# Not giving up



## buzzzz (Mar 7, 2013)

HI 
I'm a pretty new bee keeper from Indiana. I bought 22 new packages from beekeepers in the state I live in this year. I did a inspection on my hives a week ago and found 12 hives that was dead or gone . I had these hives on two amish farms 6 at each location, these farms are organic and a spraying problem was the last thing I thought I would have to worry about . 6 hives look to have got into some kind of pesticide and 6 seem to have left the hive . These hives was strong in August so it was a shocker to see them in this shape . I have seen crop duster planes sowing cover crops in my area and I wonder if the seed they drop by air has the coating on them that's killing my bees ? I have been keeping bees for three years now and when stuff like this happens it makes you look hard at the bottom line I went from 32 hives to 20 in a 3 week span of time and winter is still to come . I do not think it would make any difference if I would have been keeping bees for 50 years you are at risk of bee kills at all times of the year and what the government is letting happen is not so shocking is it .


----------



## hedges (May 18, 2013)

*Re: Not giveing up*

What are the signs you saw which make you think it was pesticides?


----------



## rkereid (Dec 20, 2009)

*Re: Not giveing up*

Did you monitor for mites?


----------



## hedges (May 18, 2013)

*Re: Not giveing up*



rkereid said:


> Did you monitor for mites?


Yeah. This is my thinking. I'm not some shill for the pesticide lobby or anything. I just saw a huge die off a few months ago, with a large amount of dead bees outside the hive and immediately thought it was chems. But it was just very high mite loads.


----------



## rkereid (Dec 20, 2009)

*Re: Not giveing up*



hedges said:


> Yeah.

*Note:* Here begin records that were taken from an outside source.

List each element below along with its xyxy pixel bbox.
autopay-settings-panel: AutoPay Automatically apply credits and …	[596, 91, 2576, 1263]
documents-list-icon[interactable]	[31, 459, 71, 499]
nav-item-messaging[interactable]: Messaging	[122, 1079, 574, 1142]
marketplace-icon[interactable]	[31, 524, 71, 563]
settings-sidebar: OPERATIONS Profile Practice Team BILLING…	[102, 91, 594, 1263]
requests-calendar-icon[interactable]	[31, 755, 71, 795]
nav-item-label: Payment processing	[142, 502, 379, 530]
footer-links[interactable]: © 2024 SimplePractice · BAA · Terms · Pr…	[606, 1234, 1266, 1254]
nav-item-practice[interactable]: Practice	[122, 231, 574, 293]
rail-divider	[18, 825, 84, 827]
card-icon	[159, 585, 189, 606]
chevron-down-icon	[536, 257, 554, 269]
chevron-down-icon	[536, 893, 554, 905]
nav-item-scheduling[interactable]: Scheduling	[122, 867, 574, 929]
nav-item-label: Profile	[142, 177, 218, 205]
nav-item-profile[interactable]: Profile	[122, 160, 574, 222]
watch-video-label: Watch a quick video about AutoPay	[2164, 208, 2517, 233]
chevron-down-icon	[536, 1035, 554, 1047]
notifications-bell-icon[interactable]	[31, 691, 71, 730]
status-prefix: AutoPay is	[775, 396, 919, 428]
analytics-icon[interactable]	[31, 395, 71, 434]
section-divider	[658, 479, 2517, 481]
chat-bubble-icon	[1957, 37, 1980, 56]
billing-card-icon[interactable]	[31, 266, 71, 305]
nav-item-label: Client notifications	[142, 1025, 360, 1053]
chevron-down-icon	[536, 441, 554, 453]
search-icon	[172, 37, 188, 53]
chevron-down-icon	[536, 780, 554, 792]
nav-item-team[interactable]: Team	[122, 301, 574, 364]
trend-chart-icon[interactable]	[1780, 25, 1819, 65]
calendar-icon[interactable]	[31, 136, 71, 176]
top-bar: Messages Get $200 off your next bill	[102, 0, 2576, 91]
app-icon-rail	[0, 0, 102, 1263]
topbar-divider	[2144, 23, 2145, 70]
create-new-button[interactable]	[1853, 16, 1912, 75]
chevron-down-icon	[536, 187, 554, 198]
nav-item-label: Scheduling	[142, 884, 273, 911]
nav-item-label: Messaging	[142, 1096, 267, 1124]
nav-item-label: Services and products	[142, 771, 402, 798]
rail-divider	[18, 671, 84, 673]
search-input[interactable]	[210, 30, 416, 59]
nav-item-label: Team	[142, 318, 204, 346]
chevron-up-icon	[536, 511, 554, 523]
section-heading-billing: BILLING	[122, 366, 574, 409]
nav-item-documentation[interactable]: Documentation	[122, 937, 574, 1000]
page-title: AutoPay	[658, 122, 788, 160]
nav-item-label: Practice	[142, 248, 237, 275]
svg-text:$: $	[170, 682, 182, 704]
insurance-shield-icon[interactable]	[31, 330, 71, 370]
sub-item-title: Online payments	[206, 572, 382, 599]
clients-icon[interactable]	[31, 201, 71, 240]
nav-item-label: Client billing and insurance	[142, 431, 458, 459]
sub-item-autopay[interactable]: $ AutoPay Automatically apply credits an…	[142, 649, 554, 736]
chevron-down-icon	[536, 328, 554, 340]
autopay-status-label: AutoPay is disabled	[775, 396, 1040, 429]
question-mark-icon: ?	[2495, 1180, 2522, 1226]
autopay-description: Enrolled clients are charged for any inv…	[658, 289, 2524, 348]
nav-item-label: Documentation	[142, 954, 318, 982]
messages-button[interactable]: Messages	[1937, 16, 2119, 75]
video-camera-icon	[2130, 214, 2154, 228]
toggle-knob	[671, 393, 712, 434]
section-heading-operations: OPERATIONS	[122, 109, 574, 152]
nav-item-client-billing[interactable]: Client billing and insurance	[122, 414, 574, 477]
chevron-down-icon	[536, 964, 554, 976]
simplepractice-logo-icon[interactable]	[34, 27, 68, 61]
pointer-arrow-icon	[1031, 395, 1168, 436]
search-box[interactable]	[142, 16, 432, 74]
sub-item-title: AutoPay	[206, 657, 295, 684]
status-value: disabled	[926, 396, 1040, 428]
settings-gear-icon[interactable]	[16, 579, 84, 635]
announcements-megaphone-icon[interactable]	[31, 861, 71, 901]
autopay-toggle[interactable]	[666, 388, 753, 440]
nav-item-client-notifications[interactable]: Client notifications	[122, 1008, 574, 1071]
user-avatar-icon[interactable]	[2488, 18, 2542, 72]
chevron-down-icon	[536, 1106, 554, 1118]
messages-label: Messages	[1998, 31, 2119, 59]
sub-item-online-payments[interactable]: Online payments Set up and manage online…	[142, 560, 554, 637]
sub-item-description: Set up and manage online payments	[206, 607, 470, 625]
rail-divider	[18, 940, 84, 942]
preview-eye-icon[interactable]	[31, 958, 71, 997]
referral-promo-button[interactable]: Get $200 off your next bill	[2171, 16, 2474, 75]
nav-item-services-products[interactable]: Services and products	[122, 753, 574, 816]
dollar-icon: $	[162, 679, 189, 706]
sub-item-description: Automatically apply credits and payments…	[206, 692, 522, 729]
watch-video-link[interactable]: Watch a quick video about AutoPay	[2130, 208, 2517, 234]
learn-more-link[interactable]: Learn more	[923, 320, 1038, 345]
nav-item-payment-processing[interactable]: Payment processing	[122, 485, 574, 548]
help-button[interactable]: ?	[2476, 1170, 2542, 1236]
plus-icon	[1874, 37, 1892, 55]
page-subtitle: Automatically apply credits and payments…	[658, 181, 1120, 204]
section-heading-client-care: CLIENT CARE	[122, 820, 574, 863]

This is my thinking. I'm not some shill for the pesticide lobby or anything. I just saw a huge die off a few months ago, with a large amount of dead bees outside the hive and immediately thought it was chems. But it was just very high mite loads.


Even if you don't treat, if you're concerned or curious why your hives are not thriving (or why they are dying), monitoring for mites answers one big question.


----------



## stan.vick (Dec 19, 2010)

*Re: Not giveing up*

What happened is anybody's guess, sounds like you may need to make hive inspections more often and keep notes, that's what I had to do a couple years ago when I had the same type problem, I found that my problem was starvation combined with robbing from the stronger colonies, also I did a lot of reading on the forum to learn what my basic problem was, my tip-off was bees dead in the comb with their butts sticking out and dead bees in front of the weaker robbed out hives. Good luck


----------



## buzzzz (Mar 7, 2013)

*Re: Not giveing up*

A lot of dead bees on bottom board .


----------



## buzzzz (Mar 7, 2013)

*Re: Not giveing up*

yes .


----------



## Grant (Jun 12, 2004)

*Re: Not giveing up*

Definitely not CCD...as we define it. Bees fly up to two miles and could have encountered pesticides, and mites are always a "usual suspect." It's not uncommon for good hives to crash under a mite load, despite bringing in a good honey crop and appearing healthy going into late summer.

Its a bummer no matter how you look at it.

Grant
Jackson, MO


----------